Virgil
Posts:
8,833
Registered:
1/6/11


Re: Matheology sqrt(2): WM admits to unlistability of 0/1 sequences
Posted:
Dec 22, 2013 12:41 AM


In article <2d1af107cc9c4643be5783b64d37b6d7@googlegroups.com>, jonas.thornvall@gmail.com wrote:
> > There are two ways of viewing 0.999..., either as a number carried out > > to infinitley many decimal places or as the sequence of finitely long > > decimals 0.9, 0.99,0.999, ... having the infinitiely long decimal, > > 0.999... as its limit. > > > > For either interpetation, the final value differs from 1 by the amount 0. > > No there is no instance of iterated .999... following a zero that will add up > to 1.
Does jonas.thornvall claim that there is any numerical difference between 0.999... And s = sum_(n in N) 9/10^n ? > > Not even after infinitly many added nines to form an infinite sequense > whatever that can be, this is easily seen as the difference after infinitly > many added nines still will be infinitly many zeros followed by a 1.

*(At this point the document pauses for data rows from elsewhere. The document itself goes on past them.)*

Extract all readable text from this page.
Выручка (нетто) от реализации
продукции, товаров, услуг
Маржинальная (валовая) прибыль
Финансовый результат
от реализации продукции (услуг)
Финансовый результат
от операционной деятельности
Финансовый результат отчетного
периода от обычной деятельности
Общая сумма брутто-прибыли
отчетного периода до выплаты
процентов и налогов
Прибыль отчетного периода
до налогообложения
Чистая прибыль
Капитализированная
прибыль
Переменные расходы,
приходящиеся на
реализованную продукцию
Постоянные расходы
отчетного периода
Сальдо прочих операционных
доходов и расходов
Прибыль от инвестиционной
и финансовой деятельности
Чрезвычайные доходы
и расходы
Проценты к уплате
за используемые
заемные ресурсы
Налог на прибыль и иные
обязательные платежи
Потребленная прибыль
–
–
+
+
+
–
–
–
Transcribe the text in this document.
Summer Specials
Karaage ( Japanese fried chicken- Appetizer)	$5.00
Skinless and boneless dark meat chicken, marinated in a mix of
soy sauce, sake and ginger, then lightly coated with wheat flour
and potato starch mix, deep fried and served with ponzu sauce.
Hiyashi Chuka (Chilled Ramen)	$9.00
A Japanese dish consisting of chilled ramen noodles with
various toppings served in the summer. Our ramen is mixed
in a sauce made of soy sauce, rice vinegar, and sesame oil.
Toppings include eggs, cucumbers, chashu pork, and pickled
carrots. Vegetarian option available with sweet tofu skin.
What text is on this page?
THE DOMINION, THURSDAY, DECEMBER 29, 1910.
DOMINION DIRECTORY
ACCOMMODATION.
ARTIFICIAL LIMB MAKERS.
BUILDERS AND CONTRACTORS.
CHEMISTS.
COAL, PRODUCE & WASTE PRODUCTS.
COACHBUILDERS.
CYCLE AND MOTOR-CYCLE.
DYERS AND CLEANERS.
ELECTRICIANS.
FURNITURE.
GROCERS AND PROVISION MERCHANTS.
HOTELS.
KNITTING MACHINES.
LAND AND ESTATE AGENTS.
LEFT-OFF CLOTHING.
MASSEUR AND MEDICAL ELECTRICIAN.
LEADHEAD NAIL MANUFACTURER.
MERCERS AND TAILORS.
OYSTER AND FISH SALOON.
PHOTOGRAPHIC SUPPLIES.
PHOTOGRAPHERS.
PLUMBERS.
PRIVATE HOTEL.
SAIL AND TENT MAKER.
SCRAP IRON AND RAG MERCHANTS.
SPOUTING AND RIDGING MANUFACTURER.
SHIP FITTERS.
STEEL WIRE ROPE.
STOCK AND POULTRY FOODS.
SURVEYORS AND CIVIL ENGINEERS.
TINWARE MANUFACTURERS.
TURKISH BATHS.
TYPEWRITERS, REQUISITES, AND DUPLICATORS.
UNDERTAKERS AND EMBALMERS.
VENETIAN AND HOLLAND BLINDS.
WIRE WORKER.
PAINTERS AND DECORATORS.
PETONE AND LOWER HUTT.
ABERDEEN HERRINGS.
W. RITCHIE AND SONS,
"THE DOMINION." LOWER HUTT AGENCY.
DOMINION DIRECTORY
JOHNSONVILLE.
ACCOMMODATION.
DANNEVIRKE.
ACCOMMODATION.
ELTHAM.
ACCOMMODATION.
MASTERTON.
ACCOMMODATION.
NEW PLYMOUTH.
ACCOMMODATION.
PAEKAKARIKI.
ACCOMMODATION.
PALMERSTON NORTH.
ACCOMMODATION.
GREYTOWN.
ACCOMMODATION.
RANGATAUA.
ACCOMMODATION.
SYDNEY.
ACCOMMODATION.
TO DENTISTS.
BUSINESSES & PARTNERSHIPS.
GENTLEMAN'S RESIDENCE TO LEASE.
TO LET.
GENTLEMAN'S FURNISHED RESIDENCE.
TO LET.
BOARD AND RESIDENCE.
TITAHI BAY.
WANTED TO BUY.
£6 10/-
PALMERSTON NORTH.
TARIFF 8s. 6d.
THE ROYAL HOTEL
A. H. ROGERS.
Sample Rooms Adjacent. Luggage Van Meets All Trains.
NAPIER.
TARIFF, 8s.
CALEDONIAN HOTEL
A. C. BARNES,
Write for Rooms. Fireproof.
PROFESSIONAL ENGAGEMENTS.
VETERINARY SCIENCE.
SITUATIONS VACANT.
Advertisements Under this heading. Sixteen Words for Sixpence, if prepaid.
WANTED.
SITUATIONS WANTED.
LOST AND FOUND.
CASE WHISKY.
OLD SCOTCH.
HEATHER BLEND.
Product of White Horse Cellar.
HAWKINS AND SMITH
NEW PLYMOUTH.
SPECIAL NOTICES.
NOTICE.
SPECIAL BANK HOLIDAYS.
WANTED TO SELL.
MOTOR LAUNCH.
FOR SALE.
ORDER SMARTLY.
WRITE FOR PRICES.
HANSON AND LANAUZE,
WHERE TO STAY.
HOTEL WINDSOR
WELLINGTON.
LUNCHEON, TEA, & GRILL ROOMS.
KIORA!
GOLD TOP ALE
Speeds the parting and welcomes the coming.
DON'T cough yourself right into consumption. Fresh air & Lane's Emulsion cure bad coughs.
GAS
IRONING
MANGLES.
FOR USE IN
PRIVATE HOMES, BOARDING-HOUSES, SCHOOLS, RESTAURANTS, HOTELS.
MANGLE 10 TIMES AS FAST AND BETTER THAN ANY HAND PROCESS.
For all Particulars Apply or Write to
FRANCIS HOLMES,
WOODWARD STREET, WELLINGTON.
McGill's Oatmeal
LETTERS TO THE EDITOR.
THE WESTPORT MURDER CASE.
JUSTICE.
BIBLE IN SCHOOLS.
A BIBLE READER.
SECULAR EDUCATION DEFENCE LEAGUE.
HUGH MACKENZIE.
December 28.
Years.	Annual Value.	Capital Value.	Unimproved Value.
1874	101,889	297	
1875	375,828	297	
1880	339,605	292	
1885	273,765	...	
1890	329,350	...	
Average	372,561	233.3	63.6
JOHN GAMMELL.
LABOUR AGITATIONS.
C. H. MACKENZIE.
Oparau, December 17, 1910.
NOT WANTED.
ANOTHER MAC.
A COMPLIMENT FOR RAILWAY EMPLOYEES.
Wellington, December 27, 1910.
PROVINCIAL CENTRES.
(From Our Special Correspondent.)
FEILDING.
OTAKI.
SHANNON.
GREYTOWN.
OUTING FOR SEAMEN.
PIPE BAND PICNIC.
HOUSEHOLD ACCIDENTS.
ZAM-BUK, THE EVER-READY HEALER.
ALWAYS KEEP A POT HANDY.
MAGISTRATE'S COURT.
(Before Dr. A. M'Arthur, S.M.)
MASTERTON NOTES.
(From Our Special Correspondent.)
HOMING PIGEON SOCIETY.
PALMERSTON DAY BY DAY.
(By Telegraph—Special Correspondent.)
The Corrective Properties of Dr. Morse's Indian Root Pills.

In my world, infinity many zeros following a decimal point make any susequenct trailing digits irrelevant.
Or does jonas.thornvall wish to propose some nouveau theory of infinitesmals to this discussion? > > You will approach 1 forever, but you will never get there.
Depends on whether one take the high road or the low road, you clearly have taken the wrong road.
> But if we use a bijective base ten a number like 9A, .999A , 9999A, 99999999A > all equals 1 however .999 .999... will not in a bijective base.
What in Niffflehiem is a "bijective" base? The ones I am familiar with are all merely positive integers greater than 1. And since only one of your "9A, .999A , 9999A, 99999999A" above contains a point, whether decimal or bijective, three of them do NOT equal 1.